All the while there are trains being robbed and bridges/water-towers being sploded, many many many horse chases, double-crossing goat-herders, and your omnipresent whiskey bottle. Which brings me back to my first point. Often The Professionals feels less like its own story and more like a plot that is quoting other westerns. Or, as I put it to a friend the other day, this movie is the equivalent of a late career album from a big name Rap star. The new material here is half-assed and the framework is largely there to support guest stars, only instead of Busta Rhymes, Lil Wayne and Drake, here’s Palance, Marvin and Lancaster. Like the folks on a bloated non-essential rap album, these actors are going through the motions. They know what a western is supposed to look and feel like, they just don’t come off as if they believe in it this time around.

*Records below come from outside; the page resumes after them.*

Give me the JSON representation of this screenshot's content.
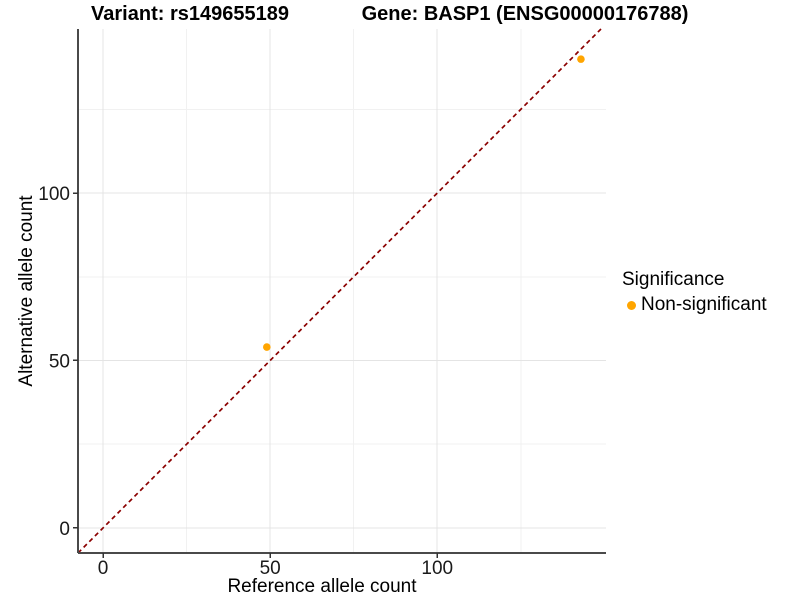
{
  "page": {
    "background": "#ffffff"
  },
  "titles": {
    "variant_title": "Variant: rs149655189",
    "gene_title": "Gene: BASP1 (ENSG00000176788)"
  },
  "legend": {
    "title": "Significance",
    "items": [
      {
        "label": "Non-significant",
        "color": "#FFA500"
      }
    ]
  },
  "chart_data": {
    "type": "scatter",
    "title": "Variant: rs149655189 / Gene: BASP1 (ENSG00000176788)",
    "xlabel": "Reference allele count",
    "ylabel": "Alternative allele count",
    "xlim": [
      -7.5,
      150.5
    ],
    "ylim": [
      -7.5,
      149
    ],
    "x_ticks": [
      0,
      50,
      100
    ],
    "y_ticks": [
      0,
      50,
      100
    ],
    "x_minor_ticks": [
      25,
      75,
      125
    ],
    "y_minor_ticks": [
      25,
      75,
      125
    ],
    "grid": true,
    "legend_position": "right",
    "series": [
      {
        "name": "Non-significant",
        "color": "#FFA500",
        "points": [
          [
            49,
            54
          ],
          [
            143,
            140
          ]
        ]
      }
    ],
    "reference_line": {
      "kind": "identity",
      "slope": 1,
      "intercept": 0,
      "style": "dashed",
      "color": "#8B0000"
    }
  },
  "style": {
    "axis_line_color": "#4a4a4a",
    "tick_color": "#333333",
    "tick_label_color": "#1a1a1a",
    "grid_major_color": "#e4e4e4",
    "grid_minor_color": "#f1f1f1",
    "point_color": "#FFA500",
    "dashed_line_color": "#8B0000"
  }
}
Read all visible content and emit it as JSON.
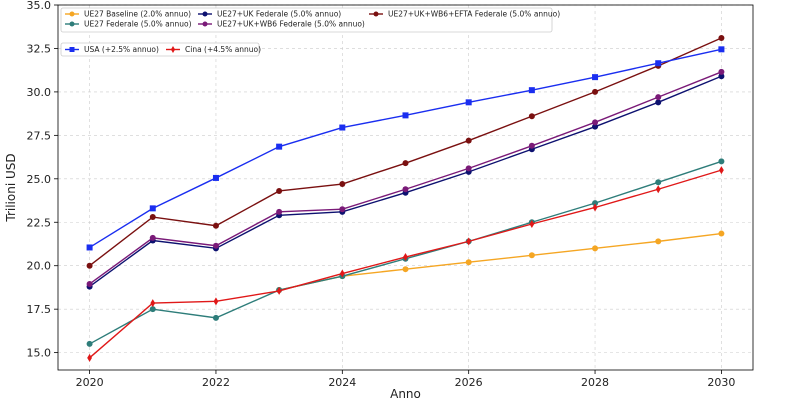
{
  "chart_data": {
    "type": "line",
    "title": "",
    "xlabel": "Anno",
    "ylabel": "Trilioni USD",
    "xlim": [
      2019.5,
      2030.5
    ],
    "ylim": [
      14.0,
      35.0
    ],
    "xticks": [
      2020,
      2022,
      2024,
      2026,
      2028,
      2030
    ],
    "yticks": [
      15.0,
      17.5,
      20.0,
      22.5,
      25.0,
      27.5,
      30.0,
      32.5,
      35.0
    ],
    "ytick_labels": [
      "15.0",
      "17.5",
      "20.0",
      "22.5",
      "25.0",
      "27.5",
      "30.0",
      "32.5",
      "35.0"
    ],
    "grid": true,
    "x": [
      2020,
      2021,
      2022,
      2023,
      2024,
      2025,
      2026,
      2027,
      2028,
      2029,
      2030
    ],
    "legend_rows": [
      [
        {
          "series": 0,
          "label": "UE27 Baseline (2.0% annuo)"
        },
        {
          "series": 2,
          "label": "UE27+UK Federale (5.0% annuo)"
        },
        {
          "series": 4,
          "label": "UE27+UK+WB6+EFTA Federale (5.0% annuo)"
        }
      ],
      [
        {
          "series": 1,
          "label": "UE27 Federale (5.0% annuo)"
        },
        {
          "series": 3,
          "label": "UE27+UK+WB6 Federale (5.0% annuo)"
        }
      ]
    ],
    "legend2": [
      {
        "series": 5,
        "label": "USA (+2.5% annuo)"
      },
      {
        "series": 6,
        "label": "Cina (+4.5% annuo)"
      }
    ],
    "series": [
      {
        "name": "UE27 Baseline (2.0% annuo)",
        "color": "#f5a623",
        "marker": "circle",
        "values": [
          null,
          null,
          null,
          18.6,
          19.4,
          19.8,
          20.2,
          20.6,
          21.0,
          21.4,
          21.85
        ]
      },
      {
        "name": "UE27 Federale (5.0% annuo)",
        "color": "#2e7d7a",
        "marker": "circle",
        "values": [
          15.5,
          17.5,
          17.0,
          18.6,
          19.4,
          20.4,
          21.4,
          22.5,
          23.6,
          24.8,
          26.0
        ]
      },
      {
        "name": "UE27+UK Federale (5.0% annuo)",
        "color": "#0d1170",
        "marker": "circle",
        "values": [
          18.8,
          21.45,
          21.0,
          22.9,
          23.1,
          24.2,
          25.4,
          26.7,
          28.0,
          29.4,
          30.9
        ]
      },
      {
        "name": "UE27+UK+WB6 Federale (5.0% annuo)",
        "color": "#7a1a78",
        "marker": "circle",
        "values": [
          18.95,
          21.6,
          21.15,
          23.1,
          23.25,
          24.4,
          25.6,
          26.9,
          28.25,
          29.7,
          31.15
        ]
      },
      {
        "name": "UE27+UK+WB6+EFTA Federale (5.0% annuo)",
        "color": "#7a1010",
        "marker": "circle",
        "values": [
          20.0,
          22.8,
          22.3,
          24.3,
          24.7,
          25.9,
          27.2,
          28.6,
          30.0,
          31.5,
          33.1
        ]
      },
      {
        "name": "USA (+2.5% annuo)",
        "color": "#1a2ef0",
        "marker": "square",
        "values": [
          21.05,
          23.3,
          25.05,
          26.85,
          27.95,
          28.65,
          29.4,
          30.1,
          30.85,
          31.65,
          32.45
        ]
      },
      {
        "name": "Cina (+4.5% annuo)",
        "color": "#e01818",
        "marker": "diamond",
        "values": [
          14.7,
          17.85,
          17.95,
          18.55,
          19.55,
          20.5,
          21.4,
          22.4,
          23.35,
          24.4,
          25.5
        ]
      }
    ]
  }
}
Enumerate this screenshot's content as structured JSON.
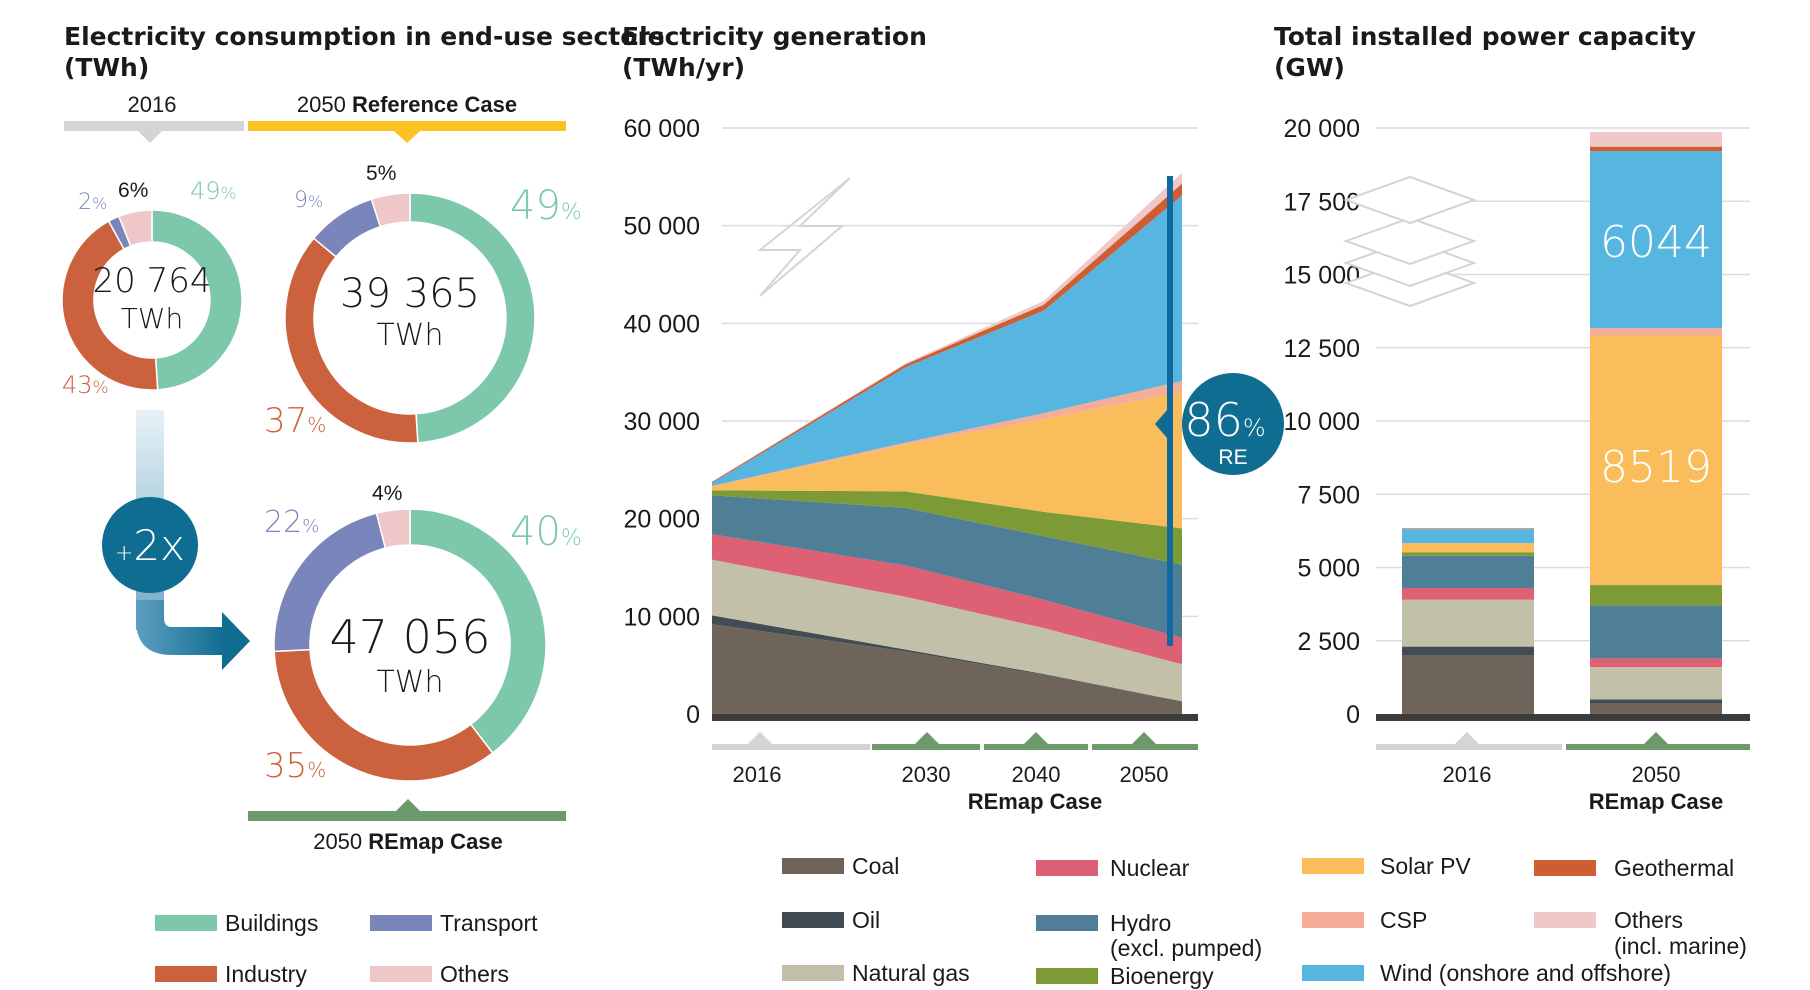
{
  "colors": {
    "buildings": "#7dc8aa",
    "transport": "#7a86bb",
    "industry": "#cb613d",
    "others_cons": "#f0c7c8",
    "coal": "#6e6459",
    "oil": "#434c52",
    "natural_gas": "#c3c0aa",
    "nuclear": "#dd6075",
    "hydro": "#4f7f96",
    "bioenergy": "#7c9a36",
    "solar_pv": "#f9bd5c",
    "csp": "#f6ad97",
    "wind": "#57b6e0",
    "geothermal": "#cf5d32",
    "others_gen": "#f0c8c8",
    "gray_bar": "#d4d4d4",
    "ref_bar": "#fac322",
    "remap_bar": "#6c9a6b",
    "re_circle": "#0e6d91",
    "re_line": "#1069a0"
  },
  "panel1": {
    "title_line1": "Electricity consumption in end-use sectors",
    "title_line2": "(TWh)",
    "header_2016": "2016",
    "header_ref_prefix": "2050 ",
    "header_ref_bold": "Reference Case",
    "footer_prefix": "2050 ",
    "footer_bold": "REmap Case",
    "multiplier": "2x",
    "multiplier_prefix": "+",
    "donuts": [
      {
        "total": "20 764",
        "unit": "TWh",
        "shares": {
          "buildings": 49,
          "industry": 43,
          "transport": 2,
          "others": 6
        },
        "labels": {
          "buildings": "49",
          "industry": "43",
          "transport": "2",
          "others": "6"
        }
      },
      {
        "total": "39 365",
        "unit": "TWh",
        "shares": {
          "buildings": 49,
          "industry": 37,
          "transport": 9,
          "others": 5
        },
        "labels": {
          "buildings": "49",
          "industry": "37",
          "transport": "9",
          "others": "5"
        }
      },
      {
        "total": "47 056",
        "unit": "TWh",
        "shares": {
          "buildings": 40,
          "industry": 35,
          "transport": 22,
          "others": 4
        },
        "labels": {
          "buildings": "40",
          "industry": "35",
          "transport": "22",
          "others": "4"
        }
      }
    ],
    "pct": "%",
    "legend": [
      "Buildings",
      "Transport",
      "Industry",
      "Others"
    ]
  },
  "chart_data": [
    {
      "type": "area",
      "title": "Electricity generation (TWh/yr)",
      "x": [
        2016,
        2030,
        2040,
        2050
      ],
      "xticks": [
        "2016",
        "2030",
        "2040",
        "2050"
      ],
      "xgroup_label": "REmap Case",
      "ylim": [
        0,
        60000
      ],
      "yticks": [
        "0",
        "10 000",
        "20 000",
        "30 000",
        "40 000",
        "50 000",
        "60 000"
      ],
      "re_share_label": "86",
      "re_share_pct": "%",
      "re_share_unit": "RE",
      "series": [
        {
          "name": "Coal",
          "values": [
            9200,
            6400,
            4000,
            1300
          ]
        },
        {
          "name": "Oil",
          "values": [
            900,
            200,
            100,
            0
          ]
        },
        {
          "name": "Natural gas",
          "values": [
            5700,
            5400,
            4700,
            3800
          ]
        },
        {
          "name": "Nuclear",
          "values": [
            2600,
            3200,
            2900,
            2700
          ]
        },
        {
          "name": "Hydro (excl. pumped)",
          "values": [
            4000,
            5900,
            6500,
            7500
          ]
        },
        {
          "name": "Bioenergy",
          "values": [
            500,
            1700,
            2500,
            3700
          ]
        },
        {
          "name": "Solar PV",
          "values": [
            400,
            4800,
            9500,
            14000
          ]
        },
        {
          "name": "CSP",
          "values": [
            50,
            200,
            600,
            1100
          ]
        },
        {
          "name": "Wind (onshore and offshore)",
          "values": [
            300,
            7700,
            10500,
            19000
          ]
        },
        {
          "name": "Geothermal",
          "values": [
            100,
            300,
            600,
            1200
          ]
        },
        {
          "name": "Others (incl. marine)",
          "values": [
            50,
            100,
            400,
            1100
          ]
        }
      ]
    },
    {
      "type": "bar",
      "title": "Total installed power capacity (GW)",
      "categories": [
        "2016",
        "2050"
      ],
      "xgroup_label": "REmap Case",
      "ylim": [
        0,
        20000
      ],
      "yticks": [
        "0",
        "2 500",
        "5 000",
        "7 500",
        "10 000",
        "12 500",
        "15 000",
        "17 500",
        "20 000"
      ],
      "series": [
        {
          "name": "Coal",
          "values": [
            2000,
            350
          ]
        },
        {
          "name": "Oil",
          "values": [
            300,
            150
          ]
        },
        {
          "name": "Natural gas",
          "values": [
            1600,
            1100
          ]
        },
        {
          "name": "Nuclear",
          "values": [
            400,
            300
          ]
        },
        {
          "name": "Hydro (excl. pumped)",
          "values": [
            1100,
            1800
          ]
        },
        {
          "name": "Bioenergy",
          "values": [
            120,
            700
          ]
        },
        {
          "name": "Solar PV",
          "values": [
            300,
            8519
          ]
        },
        {
          "name": "CSP",
          "values": [
            10,
            250
          ]
        },
        {
          "name": "Wind (onshore and offshore)",
          "values": [
            480,
            6044
          ]
        },
        {
          "name": "Geothermal",
          "values": [
            20,
            150
          ]
        },
        {
          "name": "Others (incl. marine)",
          "values": [
            20,
            500
          ]
        }
      ],
      "data_labels": {
        "solar_pv_2050": "8519",
        "wind_2050": "6044"
      }
    }
  ],
  "gen_legend": {
    "col1": [
      "Coal",
      "Oil",
      "Natural gas"
    ],
    "col2": [
      "Nuclear",
      "Hydro",
      "(excl. pumped)",
      "Bioenergy"
    ],
    "col3": [
      "Solar PV",
      "CSP",
      "Wind (onshore and offshore)"
    ],
    "col4": [
      "Geothermal",
      "Others",
      "(incl. marine)"
    ]
  }
}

And yet there’s that prickly point that our heroes are former freedom fighters for the Mexican revolution under Pancho Villa. They willingly fought (obviously money was involved, but still) and put their lives on the line for, and my Mexican history isn’t great so bear with me, the radical politics of socialism. Now it would be one thing if they did this solely for cash. But late in the film we see the professionals have bigger hearts than all that. They turn down 10K a piece for the equivalent of True Romance. Revolutions themselves are often romanticized, you need look no further than to see how some folks in US Politics transform our founding fathers and willfully ignore or edit away their more sordid deeds. Yet this move, turning down the money, implicates our heroes a bit. One has to wonder what their involvement with Villa actually means. It couldn’t have just been about the money.

Then again this is a big action flick, and maybe we’re not meant to think so much. Just look at Burt’s eyes and easy smile believe him when he says “I was born with a powerful passion to create. I can’t write, can’t paint, can’t make up a song…” (Here his colleague interrupts and adds) “So you explode things,” and Burt finishes, “Well that’s how the world was born. Biggest damn explosion you ever saw. ” Maybe they fought because the fighting was there. Maybe they blew up stuff because it was fun. Or maybe they actually gave a damn.